Significance
Auxin is a plant hormone required for the establishment of growth orientation. Redistribution of auxin across an organ allows reorientation, and this is achieved through changes in the polar localization of auxin efflux carriers. We have found that when auxin methylation is impaired, auxin is not correctly redistributed on gravistimulation, due to a general increase in basipetal auxin transport and deficient relocalization of auxin transporters. We conclude that auxin must be within a specific concentration range for its correct distribution, and this range is maintained by auxin methylation in the endodermis, the cell type that perceives gravity.
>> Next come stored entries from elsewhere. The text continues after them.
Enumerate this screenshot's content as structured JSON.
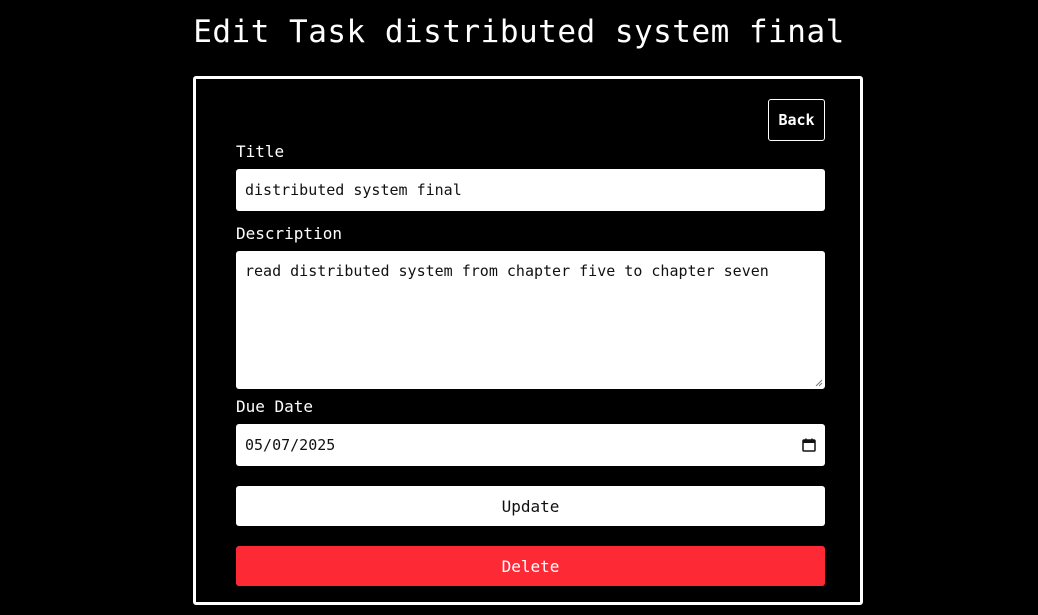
{
  "page": {
    "title": "Edit Task distributed system final"
  },
  "form": {
    "back_label": "Back",
    "title_label": "Title",
    "title_value": "distributed system final",
    "description_label": "Description",
    "description_value": "read distributed system from chapter five to chapter seven",
    "due_date_label": "Due Date",
    "due_date_value": "05/07/2025",
    "update_label": "Update",
    "delete_label": "Delete"
  },
  "colors": {
    "background": "#000000",
    "field_background": "#ffffff",
    "delete_button": "#fd2a36"
  },
  "icons": {
    "date_picker": "calendar-icon",
    "textarea_resize": "resize-grip-icon"
  }
}
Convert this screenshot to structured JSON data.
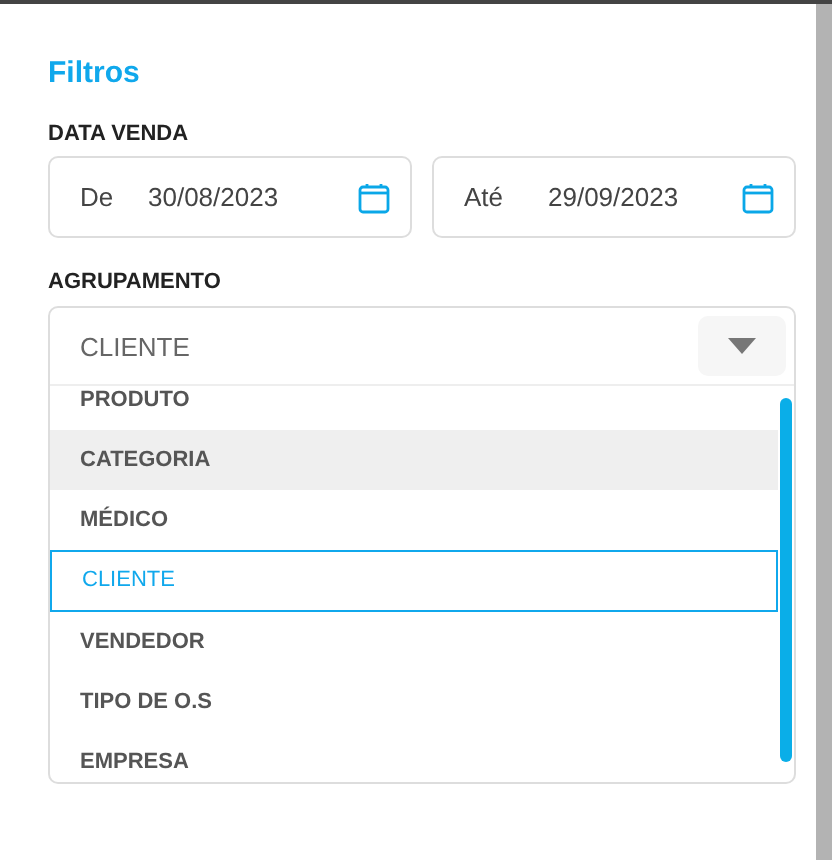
{
  "title": "Filtros",
  "sale_date": {
    "label": "DATA VENDA",
    "from": {
      "label": "De",
      "value": "30/08/2023"
    },
    "to": {
      "label": "Até",
      "value": "29/09/2023"
    }
  },
  "grouping": {
    "label": "AGRUPAMENTO",
    "value": "CLIENTE",
    "expanded": true,
    "options": [
      {
        "label": "PRODUTO",
        "selected": false,
        "hovered": false
      },
      {
        "label": "CATEGORIA",
        "selected": false,
        "hovered": true
      },
      {
        "label": "MÉDICO",
        "selected": false,
        "hovered": false
      },
      {
        "label": "CLIENTE",
        "selected": true,
        "hovered": false
      },
      {
        "label": "VENDEDOR",
        "selected": false,
        "hovered": false
      },
      {
        "label": "TIPO DE O.S",
        "selected": false,
        "hovered": false
      },
      {
        "label": "EMPRESA",
        "selected": false,
        "hovered": false
      }
    ]
  }
}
Keywords: hormone regulation, auxin metabolism, homeostasis, gravitropism
Abstract
Asymmetric auxin distribution is instrumental for the differential growth that causes organ bending on tropic stimuli and curvatures during plant development. Local differences in auxin concentrations are achieved mainly by polarized cellular distribution of PIN auxin transporters, but whether other mechanisms involving auxin homeostasis are also relevant for the formation of auxin gradients is not clear. Here we show that auxin methylation is required for asymmetric auxin distribution across the hypocotyl, particularly during its response to gravity. We found that loss-of-function mutants in Arabidopsis IAA CARBOXYL METHYLTRANSFERASE1 (IAMT1) prematurely unfold the apical hook, and that their hypocotyls are impaired in gravitropic reorientation. This defect is linked to an auxin-dependent increase in PIN gene expression, leading to an increased polar auxin transport and lack of asymmetric distribution of PIN3 in the iamt1 mutant. Gravitropic reorientation in the iamt1 mutant could be restored with either endodermis-specific expression of IAMT1 or partial inhibition of polar auxin transport, which also results in normal PIN gene expression levels. We propose that IAA methylation is necessary in gravity-sensing cells to restrict polar auxin transport within the range of auxin levels that allow for differential responses.
The plant hormone auxin has long been known to act not only as a key morphogenetic component of differentiation pathways, but also as a coordinator of plant growth in response to environmental stimuli (1, 2). Particularly interesting is the involvement of auxin in the generation of curvatures, such as the apical hook of etiolated seedlings (3, 4), and in the reorientation of organ growth on lateral illumination or in response to gravity (5–7). An essential feature that explains the relevant role of auxin in these processes is the robust mechanism that directs the movement of this hormone through the plant, known as polar auxin transport (PAT) (8–10). Among other consequences, PAT allows the establishment of asymmetric distribution of auxin, which results in differential triggering of auxin responses in different parts of a given organ.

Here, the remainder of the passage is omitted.